I brushed past him and went straight to my locker.

“Ben!” another one of the guys hollered as I dialed my combination. “Heard you broke it off with Tanya. You don’t mind if I start hitting on her, do you?”

I grunted in response as I pulled my locker open.

“Whatever. We all know he doesn’t give a hoot about Tanya, dude. I think he’s finally ready to move on to Rose Red. So Hudson…” Jed, one of the biggest guys on the team, leaned against the locker next to mine. “Are you finally going to man up and tap Sofia like you always planned on doing?”

The hollers and crude jokes that began to fill the room rubbed me the wrong way. I didn’t know why it all got to me. Jokes about me not going after Sofia were standard fare inside the boys’ locker room. This time, however, it just grated on my nerves.

As if I was not irritated enough already, Jed prattled on. “I hope Rose Red’s worth your wait, Ben, but just one look at her… and you got to believe she’ll make a good lay.”

I began seeing red. I ground my teeth in a failed attempt to maintain self-control, but it was a lost cause. I slammed my locker door shut and faced Jed. “Don’t talk about her that way.” He didn’t see it coming but Jed’s face quickly got a violent introduction to my fist. Connor tried to intervene, so I punched him too.

They came at me and I didn’t care if they were attacking me or simply trying to hold me back. I fought back, fully aware that it wasn’t really the guys on the team I was fighting. Every time I threw a hit, it was at Claudia, at Derek and at every other bloodsucker at The Shade. I was hitting them back for taking everything I held dear away from me.

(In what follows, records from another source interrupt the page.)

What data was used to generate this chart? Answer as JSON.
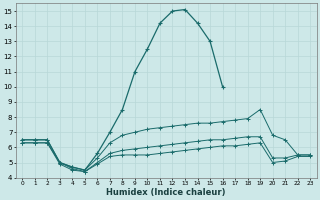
{
  "background_color": "#cde8e8",
  "grid_color": "#b8d8d8",
  "line_color": "#1a6b6b",
  "xlabel": "Humidex (Indice chaleur)",
  "xlim": [
    -0.5,
    23.5
  ],
  "ylim": [
    4,
    15.5
  ],
  "xticks": [
    0,
    1,
    2,
    3,
    4,
    5,
    6,
    7,
    8,
    9,
    10,
    11,
    12,
    13,
    14,
    15,
    16,
    17,
    18,
    19,
    20,
    21,
    22,
    23
  ],
  "yticks": [
    4,
    5,
    6,
    7,
    8,
    9,
    10,
    11,
    12,
    13,
    14,
    15
  ],
  "curve1": {
    "x": [
      0,
      1,
      2,
      3,
      4,
      5,
      6,
      7,
      8,
      9,
      10,
      11,
      12,
      13,
      14,
      15,
      16
    ],
    "y": [
      6.5,
      6.5,
      6.5,
      5.0,
      4.7,
      4.5,
      5.6,
      7.0,
      8.5,
      11.0,
      12.5,
      14.2,
      15.0,
      15.1,
      14.2,
      13.0,
      10.0
    ]
  },
  "curve2": {
    "x": [
      0,
      1,
      2,
      3,
      4,
      5,
      6,
      7,
      8,
      9,
      10,
      11,
      12,
      13,
      14,
      15,
      16,
      17,
      18,
      19,
      20,
      21,
      22,
      23
    ],
    "y": [
      6.5,
      6.5,
      6.5,
      5.0,
      4.7,
      4.5,
      5.3,
      6.3,
      6.8,
      7.0,
      7.2,
      7.3,
      7.4,
      7.5,
      7.6,
      7.6,
      7.7,
      7.8,
      7.9,
      8.5,
      6.8,
      6.5,
      5.5,
      5.5
    ]
  },
  "curve3": {
    "x": [
      0,
      1,
      2,
      3,
      4,
      5,
      6,
      7,
      8,
      9,
      10,
      11,
      12,
      13,
      14,
      15,
      16,
      17,
      18,
      19,
      20,
      21,
      22,
      23
    ],
    "y": [
      6.3,
      6.3,
      6.3,
      5.0,
      4.6,
      4.4,
      5.0,
      5.6,
      5.8,
      5.9,
      6.0,
      6.1,
      6.2,
      6.3,
      6.4,
      6.5,
      6.5,
      6.6,
      6.7,
      6.7,
      5.3,
      5.3,
      5.5,
      5.5
    ]
  },
  "curve4": {
    "x": [
      0,
      1,
      2,
      3,
      4,
      5,
      6,
      7,
      8,
      9,
      10,
      11,
      12,
      13,
      14,
      15,
      16,
      17,
      18,
      19,
      20,
      21,
      22,
      23
    ],
    "y": [
      6.3,
      6.3,
      6.3,
      4.9,
      4.5,
      4.4,
      4.9,
      5.4,
      5.5,
      5.5,
      5.5,
      5.6,
      5.7,
      5.8,
      5.9,
      6.0,
      6.1,
      6.1,
      6.2,
      6.3,
      5.0,
      5.1,
      5.4,
      5.4
    ]
  }
}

By the end of the whole bout, I was bruised and bloody, and though I was burning up with anger inside, keenly aware of the pain and the desire for vengeance taking hold of me, my body was as numb as my soul was aware.

No matter how I got beat and cut up, my body could barely feel a thing.

CHAPTER 17: SOFIA

“Sofia?”

Still in the library, I looked up to find one of the people I least expected to find there – the football team’s linebacker, Connor James. The first thing I immediately took notice of in the tall, dark senior was the fresh new shiner on his right cheek.

“Hey…” I muttered, not quite sure what to make of him approaching me. “What happened to you?” I pointed to his assaulted cheek with my pen. I was absent-mindedly fiddling with it while I read the same paragraph in my book for the fifteenth time.

“This? It’s nothing.” He looked almost timid, a reaction I found strange. He was usually one of the loudest, most outgoing guys in our class.

Is he blushing? I was beginning to find the encounter uncomfortable. Connor had barely spoken a word to me before. “Aren’t you supposed to be at football practice with Ben? Did something happen?”

He twisted his body to one side, the expression on his face showing his discomfort. “That’s kind of why I’m here… We had this epic battle at the locker room… Well, Ben’s at the clinic. He got banged up pretty bad. Thought you might want to know.”

What did you get yourself into, Ben? I urgently gathered up my belongings and stuffed them inside my bag. It’d been years since Ben got himself into a fight. It was way back in middle school, when one of the guys in class – a bully I always did my best to avoid – tried to kiss me against my will. The bully came out of the fight with a few scratches and a broken nose. Ben, on the other hand, got for himself a broken arm and rib.